Essen feiert Wiedereröffnung der sanierten Sportanlage nach Großbrand
Essens Sportanlage an der Seumannstraße nach Großbrand wiedereröffnet
Die Sportanlage an der Seumannstraße in Essen ist nach einer umfassenden Sanierung für 850.000 Euro offiziell wieder in Betrieb genommen worden. Die Anlage, die bei einem Brand im Jahr 2025 schwer beschädigt worden war, wurde in nur sechs Monaten wiederaufgebaut.

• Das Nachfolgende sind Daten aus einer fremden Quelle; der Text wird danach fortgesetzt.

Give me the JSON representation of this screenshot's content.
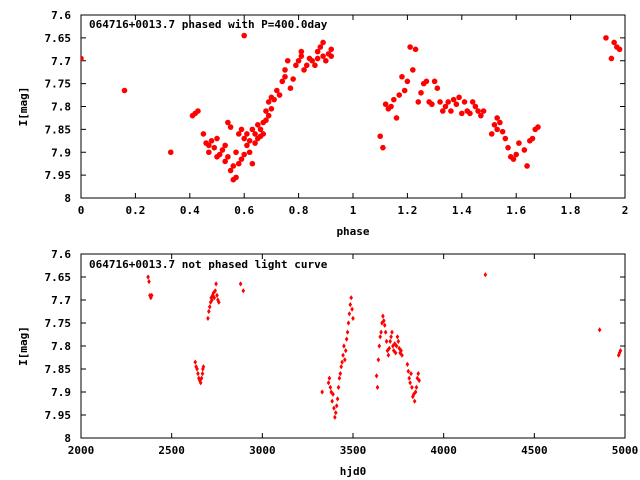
{
  "chart_data": [
    {
      "type": "scatter",
      "title": "064716+0013.7 phased with P=400.0day",
      "xlabel": "phase",
      "ylabel": "I[mag]",
      "xlim": [
        0,
        2
      ],
      "ylim": [
        8,
        7.6
      ],
      "y_inverted": true,
      "xticks": [
        "0",
        "0.2",
        "0.4",
        "0.6",
        "0.8",
        "1",
        "1.2",
        "1.4",
        "1.6",
        "1.8",
        "2"
      ],
      "yticks": [
        "7.6",
        "7.65",
        "7.7",
        "7.75",
        "7.8",
        "7.85",
        "7.9",
        "7.95",
        "8"
      ],
      "grid": false,
      "marker": "filled-circle",
      "color": "#ff0000",
      "points": [
        [
          0.0,
          7.695
        ],
        [
          0.16,
          7.765
        ],
        [
          0.33,
          7.9
        ],
        [
          0.41,
          7.82
        ],
        [
          0.42,
          7.815
        ],
        [
          0.43,
          7.81
        ],
        [
          0.45,
          7.86
        ],
        [
          0.46,
          7.88
        ],
        [
          0.47,
          7.885
        ],
        [
          0.47,
          7.9
        ],
        [
          0.48,
          7.875
        ],
        [
          0.49,
          7.89
        ],
        [
          0.5,
          7.87
        ],
        [
          0.5,
          7.91
        ],
        [
          0.51,
          7.905
        ],
        [
          0.52,
          7.895
        ],
        [
          0.53,
          7.885
        ],
        [
          0.53,
          7.92
        ],
        [
          0.54,
          7.91
        ],
        [
          0.54,
          7.835
        ],
        [
          0.55,
          7.845
        ],
        [
          0.55,
          7.94
        ],
        [
          0.56,
          7.93
        ],
        [
          0.56,
          7.96
        ],
        [
          0.57,
          7.955
        ],
        [
          0.57,
          7.9
        ],
        [
          0.58,
          7.86
        ],
        [
          0.58,
          7.925
        ],
        [
          0.59,
          7.915
        ],
        [
          0.59,
          7.85
        ],
        [
          0.6,
          7.87
        ],
        [
          0.6,
          7.905
        ],
        [
          0.6,
          7.645
        ],
        [
          0.61,
          7.885
        ],
        [
          0.61,
          7.86
        ],
        [
          0.62,
          7.875
        ],
        [
          0.62,
          7.9
        ],
        [
          0.63,
          7.85
        ],
        [
          0.63,
          7.925
        ],
        [
          0.64,
          7.86
        ],
        [
          0.64,
          7.88
        ],
        [
          0.65,
          7.87
        ],
        [
          0.65,
          7.84
        ],
        [
          0.66,
          7.865
        ],
        [
          0.66,
          7.85
        ],
        [
          0.67,
          7.835
        ],
        [
          0.67,
          7.86
        ],
        [
          0.68,
          7.81
        ],
        [
          0.68,
          7.83
        ],
        [
          0.69,
          7.82
        ],
        [
          0.69,
          7.79
        ],
        [
          0.7,
          7.805
        ],
        [
          0.7,
          7.78
        ],
        [
          0.71,
          7.785
        ],
        [
          0.72,
          7.765
        ],
        [
          0.73,
          7.775
        ],
        [
          0.74,
          7.745
        ],
        [
          0.75,
          7.72
        ],
        [
          0.75,
          7.735
        ],
        [
          0.76,
          7.7
        ],
        [
          0.77,
          7.76
        ],
        [
          0.78,
          7.74
        ],
        [
          0.79,
          7.71
        ],
        [
          0.8,
          7.7
        ],
        [
          0.81,
          7.69
        ],
        [
          0.81,
          7.68
        ],
        [
          0.82,
          7.72
        ],
        [
          0.83,
          7.71
        ],
        [
          0.84,
          7.695
        ],
        [
          0.85,
          7.7
        ],
        [
          0.86,
          7.71
        ],
        [
          0.87,
          7.68
        ],
        [
          0.87,
          7.695
        ],
        [
          0.88,
          7.67
        ],
        [
          0.89,
          7.69
        ],
        [
          0.89,
          7.66
        ],
        [
          0.9,
          7.7
        ],
        [
          0.91,
          7.685
        ],
        [
          0.92,
          7.69
        ],
        [
          0.92,
          7.675
        ],
        [
          1.1,
          7.865
        ],
        [
          1.11,
          7.89
        ],
        [
          1.12,
          7.795
        ],
        [
          1.13,
          7.805
        ],
        [
          1.14,
          7.8
        ],
        [
          1.15,
          7.785
        ],
        [
          1.16,
          7.825
        ],
        [
          1.17,
          7.775
        ],
        [
          1.18,
          7.735
        ],
        [
          1.19,
          7.765
        ],
        [
          1.2,
          7.745
        ],
        [
          1.21,
          7.67
        ],
        [
          1.22,
          7.72
        ],
        [
          1.23,
          7.675
        ],
        [
          1.24,
          7.79
        ],
        [
          1.25,
          7.77
        ],
        [
          1.26,
          7.75
        ],
        [
          1.27,
          7.745
        ],
        [
          1.28,
          7.79
        ],
        [
          1.29,
          7.795
        ],
        [
          1.3,
          7.745
        ],
        [
          1.31,
          7.76
        ],
        [
          1.32,
          7.79
        ],
        [
          1.33,
          7.81
        ],
        [
          1.34,
          7.8
        ],
        [
          1.35,
          7.79
        ],
        [
          1.36,
          7.81
        ],
        [
          1.37,
          7.785
        ],
        [
          1.38,
          7.795
        ],
        [
          1.39,
          7.78
        ],
        [
          1.4,
          7.815
        ],
        [
          1.41,
          7.79
        ],
        [
          1.42,
          7.81
        ],
        [
          1.43,
          7.815
        ],
        [
          1.44,
          7.79
        ],
        [
          1.45,
          7.8
        ],
        [
          1.46,
          7.81
        ],
        [
          1.47,
          7.82
        ],
        [
          1.48,
          7.81
        ],
        [
          1.51,
          7.86
        ],
        [
          1.52,
          7.84
        ],
        [
          1.53,
          7.825
        ],
        [
          1.53,
          7.85
        ],
        [
          1.54,
          7.835
        ],
        [
          1.55,
          7.855
        ],
        [
          1.56,
          7.87
        ],
        [
          1.57,
          7.89
        ],
        [
          1.58,
          7.91
        ],
        [
          1.59,
          7.915
        ],
        [
          1.6,
          7.905
        ],
        [
          1.61,
          7.88
        ],
        [
          1.63,
          7.895
        ],
        [
          1.64,
          7.93
        ],
        [
          1.65,
          7.875
        ],
        [
          1.66,
          7.87
        ],
        [
          1.67,
          7.85
        ],
        [
          1.68,
          7.845
        ],
        [
          1.93,
          7.65
        ],
        [
          1.95,
          7.695
        ],
        [
          1.96,
          7.66
        ],
        [
          1.97,
          7.67
        ],
        [
          1.98,
          7.675
        ]
      ]
    },
    {
      "type": "scatter",
      "title": "064716+0013.7 not phased light curve",
      "xlabel": "hjd0",
      "ylabel": "I[mag]",
      "xlim": [
        2000,
        5000
      ],
      "ylim": [
        8,
        7.6
      ],
      "y_inverted": true,
      "xticks": [
        "2000",
        "2500",
        "3000",
        "3500",
        "4000",
        "4500",
        "5000"
      ],
      "yticks": [
        "7.6",
        "7.65",
        "7.7",
        "7.75",
        "7.8",
        "7.85",
        "7.9",
        "7.95",
        "8"
      ],
      "grid": false,
      "marker": "small-diamond",
      "color": "#ff0000",
      "points": [
        [
          2370,
          7.65
        ],
        [
          2375,
          7.66
        ],
        [
          2380,
          7.69
        ],
        [
          2385,
          7.695
        ],
        [
          2390,
          7.69
        ],
        [
          2630,
          7.835
        ],
        [
          2635,
          7.845
        ],
        [
          2640,
          7.85
        ],
        [
          2645,
          7.86
        ],
        [
          2650,
          7.87
        ],
        [
          2655,
          7.875
        ],
        [
          2660,
          7.88
        ],
        [
          2665,
          7.87
        ],
        [
          2670,
          7.86
        ],
        [
          2672,
          7.85
        ],
        [
          2675,
          7.845
        ],
        [
          2700,
          7.74
        ],
        [
          2705,
          7.725
        ],
        [
          2710,
          7.715
        ],
        [
          2715,
          7.705
        ],
        [
          2718,
          7.695
        ],
        [
          2722,
          7.7
        ],
        [
          2726,
          7.69
        ],
        [
          2730,
          7.685
        ],
        [
          2735,
          7.695
        ],
        [
          2740,
          7.68
        ],
        [
          2745,
          7.665
        ],
        [
          2750,
          7.69
        ],
        [
          2755,
          7.7
        ],
        [
          2760,
          7.705
        ],
        [
          2880,
          7.665
        ],
        [
          2895,
          7.68
        ],
        [
          3330,
          7.9
        ],
        [
          3365,
          7.88
        ],
        [
          3370,
          7.87
        ],
        [
          3375,
          7.89
        ],
        [
          3380,
          7.9
        ],
        [
          3385,
          7.92
        ],
        [
          3390,
          7.905
        ],
        [
          3395,
          7.935
        ],
        [
          3400,
          7.955
        ],
        [
          3405,
          7.945
        ],
        [
          3410,
          7.93
        ],
        [
          3415,
          7.915
        ],
        [
          3420,
          7.89
        ],
        [
          3425,
          7.87
        ],
        [
          3430,
          7.86
        ],
        [
          3435,
          7.845
        ],
        [
          3440,
          7.835
        ],
        [
          3445,
          7.82
        ],
        [
          3450,
          7.8
        ],
        [
          3455,
          7.83
        ],
        [
          3460,
          7.81
        ],
        [
          3465,
          7.785
        ],
        [
          3470,
          7.77
        ],
        [
          3475,
          7.75
        ],
        [
          3480,
          7.73
        ],
        [
          3485,
          7.71
        ],
        [
          3490,
          7.695
        ],
        [
          3495,
          7.72
        ],
        [
          3500,
          7.74
        ],
        [
          3630,
          7.865
        ],
        [
          3635,
          7.89
        ],
        [
          3640,
          7.83
        ],
        [
          3645,
          7.8
        ],
        [
          3650,
          7.78
        ],
        [
          3655,
          7.77
        ],
        [
          3660,
          7.75
        ],
        [
          3665,
          7.735
        ],
        [
          3670,
          7.745
        ],
        [
          3675,
          7.755
        ],
        [
          3680,
          7.77
        ],
        [
          3685,
          7.79
        ],
        [
          3690,
          7.81
        ],
        [
          3695,
          7.82
        ],
        [
          3700,
          7.805
        ],
        [
          3705,
          7.79
        ],
        [
          3710,
          7.78
        ],
        [
          3715,
          7.77
        ],
        [
          3720,
          7.8
        ],
        [
          3725,
          7.81
        ],
        [
          3730,
          7.795
        ],
        [
          3735,
          7.815
        ],
        [
          3740,
          7.8
        ],
        [
          3745,
          7.78
        ],
        [
          3750,
          7.79
        ],
        [
          3755,
          7.805
        ],
        [
          3760,
          7.815
        ],
        [
          3765,
          7.81
        ],
        [
          3770,
          7.82
        ],
        [
          3800,
          7.84
        ],
        [
          3805,
          7.855
        ],
        [
          3810,
          7.87
        ],
        [
          3815,
          7.88
        ],
        [
          3820,
          7.86
        ],
        [
          3825,
          7.89
        ],
        [
          3830,
          7.91
        ],
        [
          3835,
          7.905
        ],
        [
          3840,
          7.92
        ],
        [
          3845,
          7.9
        ],
        [
          3850,
          7.89
        ],
        [
          3855,
          7.87
        ],
        [
          3860,
          7.86
        ],
        [
          3865,
          7.875
        ],
        [
          4230,
          7.645
        ],
        [
          4860,
          7.765
        ],
        [
          4965,
          7.82
        ],
        [
          4970,
          7.815
        ],
        [
          4975,
          7.81
        ]
      ]
    }
  ]
}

Oberbürgermeister Thomas Kufen eröffnete die modernisierte Stätte am 21. März 2026 und bezeichnete sie als eine "wichtige Investition für die Sportgemeinschaft der Stadt".
Die Bauarbeiten begannen im Juli 2025, kurz nachdem ein Feuer mehrere Container zerstört hatte, in denen zentrale Einrichtungen untergebracht waren. Trotz winterlicher Bedingungen arbeiteten die Bauteams unermüdlich, um die Fertigstellung bis Januar 2026 zu erreichen. Im Rahmen der Sanierung wurde der alte Tonplatz durch einen modernen Kunstrasenbelag ersetzt, das Entwässerungssystem erneuert und energieeffiziente LED-Flutlichtanlagen installiert.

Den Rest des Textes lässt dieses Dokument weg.